Fdic Tax Allocation Agreement
Federal Deposit Insurance Corporation: Robert Storch, Chief Accountant, 202-898-8906 or firstname.lastname@example.org; Mark G. Flanigan, Legal Counsel, Legal Service, 202-898-7426 or email@example.com; Jeffrey E. Schmitt, Legal Counsel, Legal Service, 703-562-2429 or firstname.lastname@example.org. The agencies also received some informal requests regarding the applicability of addendum to holding companies that chose company status S for the purposes of federal income tax.  The supplementary declaration and inter-institutional policy statement relate to tax allocation agreements between an IDI, its parent company and its related companies. Accordingly, the declaration of endorsement and the declaration of inter-institutional policy do not apply to an IDI, its holding company or other related companies if the holding company is not subject to corporate tax at the federal or regional level. In this case, the U.S. Court of Appeals for the Ninth Circuit, which appears to be developing a federal common law rule, decided that, because an explicit or implied agreement between members of a consolidated tax reporting group results from a tax refund resulting exclusively from the compensation of the losses of a member of the group, such as an operating subsidiary, with the income of the member concerned in a previous year or later, benefit from the benefit of the member concerned. It concluded that the possibility of allowing the parent company to retain such a refund in the absence of an agreement that would unduly enrich the parent of the member concerned who awarded tax refunds to the parent of the group.  All tax allocation agreements are subject to the requirements of Section 23B of the FRA and tax allocation agreements that do not clearly recognize the existence of an agency contract may be subject to additional requirements in accordance with Section 23A.
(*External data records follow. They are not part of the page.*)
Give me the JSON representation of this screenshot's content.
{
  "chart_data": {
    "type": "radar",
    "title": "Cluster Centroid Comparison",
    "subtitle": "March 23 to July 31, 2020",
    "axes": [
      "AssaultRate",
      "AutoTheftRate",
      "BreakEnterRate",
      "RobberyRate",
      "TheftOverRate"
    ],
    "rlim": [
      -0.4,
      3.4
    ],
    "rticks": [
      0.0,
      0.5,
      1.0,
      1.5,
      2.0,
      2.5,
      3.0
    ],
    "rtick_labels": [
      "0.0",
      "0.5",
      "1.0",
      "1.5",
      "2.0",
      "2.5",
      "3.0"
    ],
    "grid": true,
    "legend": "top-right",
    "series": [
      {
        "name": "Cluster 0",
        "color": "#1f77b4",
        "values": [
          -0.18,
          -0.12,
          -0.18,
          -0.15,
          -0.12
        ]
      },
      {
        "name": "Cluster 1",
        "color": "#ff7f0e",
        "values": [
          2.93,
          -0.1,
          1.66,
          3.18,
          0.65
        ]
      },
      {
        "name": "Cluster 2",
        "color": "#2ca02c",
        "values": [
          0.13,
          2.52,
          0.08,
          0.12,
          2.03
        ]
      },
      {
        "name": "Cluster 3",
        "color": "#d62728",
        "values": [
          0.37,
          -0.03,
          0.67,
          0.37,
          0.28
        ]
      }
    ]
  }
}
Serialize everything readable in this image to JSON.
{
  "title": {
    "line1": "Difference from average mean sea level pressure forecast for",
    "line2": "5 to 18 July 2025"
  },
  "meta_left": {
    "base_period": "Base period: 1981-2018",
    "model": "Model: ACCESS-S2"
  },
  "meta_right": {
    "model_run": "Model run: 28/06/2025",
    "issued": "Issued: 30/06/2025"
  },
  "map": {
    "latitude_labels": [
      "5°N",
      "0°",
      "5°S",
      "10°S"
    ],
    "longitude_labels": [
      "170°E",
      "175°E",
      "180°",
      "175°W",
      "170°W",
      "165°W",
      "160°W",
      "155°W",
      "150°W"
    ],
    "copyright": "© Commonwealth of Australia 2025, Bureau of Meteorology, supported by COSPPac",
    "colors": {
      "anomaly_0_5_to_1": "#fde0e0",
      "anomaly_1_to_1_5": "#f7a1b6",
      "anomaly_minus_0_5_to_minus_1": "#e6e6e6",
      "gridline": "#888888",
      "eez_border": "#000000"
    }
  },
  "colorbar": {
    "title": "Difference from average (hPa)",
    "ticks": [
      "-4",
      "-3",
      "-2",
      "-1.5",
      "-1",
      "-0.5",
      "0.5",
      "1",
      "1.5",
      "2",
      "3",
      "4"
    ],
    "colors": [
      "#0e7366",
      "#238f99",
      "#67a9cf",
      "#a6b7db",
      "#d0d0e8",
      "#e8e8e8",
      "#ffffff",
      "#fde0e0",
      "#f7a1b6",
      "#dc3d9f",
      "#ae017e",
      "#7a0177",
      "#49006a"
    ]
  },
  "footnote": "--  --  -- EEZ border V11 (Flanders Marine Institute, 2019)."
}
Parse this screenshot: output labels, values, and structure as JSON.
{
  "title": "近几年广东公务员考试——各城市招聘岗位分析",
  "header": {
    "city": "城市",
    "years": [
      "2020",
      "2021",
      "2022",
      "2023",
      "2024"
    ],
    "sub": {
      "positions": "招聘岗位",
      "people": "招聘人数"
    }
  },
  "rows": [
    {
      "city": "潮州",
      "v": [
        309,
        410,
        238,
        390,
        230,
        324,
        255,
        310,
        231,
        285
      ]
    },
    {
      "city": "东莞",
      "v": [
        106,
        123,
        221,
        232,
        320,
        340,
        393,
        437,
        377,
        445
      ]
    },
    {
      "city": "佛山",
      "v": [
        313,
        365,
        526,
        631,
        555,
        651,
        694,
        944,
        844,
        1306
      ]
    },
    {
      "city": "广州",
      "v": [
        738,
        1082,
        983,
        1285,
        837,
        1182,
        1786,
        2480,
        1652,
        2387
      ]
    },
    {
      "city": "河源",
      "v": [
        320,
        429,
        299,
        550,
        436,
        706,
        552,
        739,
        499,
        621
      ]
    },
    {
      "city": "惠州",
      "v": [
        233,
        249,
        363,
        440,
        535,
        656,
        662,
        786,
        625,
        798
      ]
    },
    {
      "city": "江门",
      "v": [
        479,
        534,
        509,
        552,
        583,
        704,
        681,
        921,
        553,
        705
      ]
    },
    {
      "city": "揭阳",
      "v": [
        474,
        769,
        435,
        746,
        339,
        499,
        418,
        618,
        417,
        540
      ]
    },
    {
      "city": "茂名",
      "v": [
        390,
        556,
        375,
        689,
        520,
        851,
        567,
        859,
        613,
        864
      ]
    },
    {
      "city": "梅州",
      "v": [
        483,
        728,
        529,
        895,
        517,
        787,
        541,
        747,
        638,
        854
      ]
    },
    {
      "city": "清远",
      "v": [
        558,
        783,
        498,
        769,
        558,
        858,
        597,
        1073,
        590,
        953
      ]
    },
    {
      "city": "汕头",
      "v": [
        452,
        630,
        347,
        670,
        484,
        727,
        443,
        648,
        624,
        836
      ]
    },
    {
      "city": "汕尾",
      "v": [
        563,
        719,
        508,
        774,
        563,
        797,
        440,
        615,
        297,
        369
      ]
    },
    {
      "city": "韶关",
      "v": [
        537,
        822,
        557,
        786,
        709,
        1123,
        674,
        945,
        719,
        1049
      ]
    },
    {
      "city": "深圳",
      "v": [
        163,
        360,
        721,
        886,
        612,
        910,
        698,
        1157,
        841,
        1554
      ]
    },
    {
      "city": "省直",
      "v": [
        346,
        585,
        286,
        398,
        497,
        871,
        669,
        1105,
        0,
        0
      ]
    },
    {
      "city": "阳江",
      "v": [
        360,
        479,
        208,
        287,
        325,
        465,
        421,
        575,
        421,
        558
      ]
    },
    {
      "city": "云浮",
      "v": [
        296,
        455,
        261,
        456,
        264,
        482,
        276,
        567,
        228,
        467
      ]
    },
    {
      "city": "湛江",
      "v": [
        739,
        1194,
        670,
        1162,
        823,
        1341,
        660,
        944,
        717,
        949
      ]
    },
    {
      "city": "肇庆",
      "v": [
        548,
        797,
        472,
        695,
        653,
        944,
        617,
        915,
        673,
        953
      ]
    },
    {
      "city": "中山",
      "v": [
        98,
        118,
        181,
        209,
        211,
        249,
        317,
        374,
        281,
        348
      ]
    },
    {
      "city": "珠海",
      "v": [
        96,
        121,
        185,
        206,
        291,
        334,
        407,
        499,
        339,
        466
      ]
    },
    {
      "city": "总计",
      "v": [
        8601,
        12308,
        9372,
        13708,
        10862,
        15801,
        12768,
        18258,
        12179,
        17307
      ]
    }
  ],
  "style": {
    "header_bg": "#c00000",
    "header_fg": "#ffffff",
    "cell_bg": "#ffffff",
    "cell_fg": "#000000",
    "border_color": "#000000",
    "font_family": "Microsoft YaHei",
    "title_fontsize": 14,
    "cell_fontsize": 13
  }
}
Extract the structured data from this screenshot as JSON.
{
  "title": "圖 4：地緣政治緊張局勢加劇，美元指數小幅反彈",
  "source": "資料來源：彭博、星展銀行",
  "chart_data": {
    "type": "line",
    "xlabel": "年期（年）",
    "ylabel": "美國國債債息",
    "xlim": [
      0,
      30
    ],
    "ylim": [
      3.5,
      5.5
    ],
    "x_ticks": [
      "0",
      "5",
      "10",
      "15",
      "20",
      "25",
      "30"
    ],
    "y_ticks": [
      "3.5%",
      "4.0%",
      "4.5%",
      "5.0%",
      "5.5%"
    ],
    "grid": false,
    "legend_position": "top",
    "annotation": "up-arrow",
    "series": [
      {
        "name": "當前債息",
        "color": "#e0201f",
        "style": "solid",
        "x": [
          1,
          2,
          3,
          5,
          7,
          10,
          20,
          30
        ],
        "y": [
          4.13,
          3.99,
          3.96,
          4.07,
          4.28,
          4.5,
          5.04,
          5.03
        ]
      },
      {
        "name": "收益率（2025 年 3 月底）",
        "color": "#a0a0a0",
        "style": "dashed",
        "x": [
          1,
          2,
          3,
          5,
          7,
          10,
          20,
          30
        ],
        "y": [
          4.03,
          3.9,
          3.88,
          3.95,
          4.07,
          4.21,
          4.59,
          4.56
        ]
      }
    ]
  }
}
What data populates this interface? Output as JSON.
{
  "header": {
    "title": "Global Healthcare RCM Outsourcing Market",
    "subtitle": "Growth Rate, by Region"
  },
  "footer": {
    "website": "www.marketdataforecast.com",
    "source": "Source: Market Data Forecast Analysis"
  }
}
 In general, Section 23B requires that affiliate transactions be conducted under conditions and circumstances that are essentially equivalent to those of IDI or at least as advantageous as comparable transactions involving unrelated companies, or, in the absence of similar transactions, on terms and circumstances that would be offered in good faith to unrelated companies.  Tax allocation agreements should require the holding company to immediately submit any payments due to the IDI as part of the tax allocation agreement and to set the date for that payment.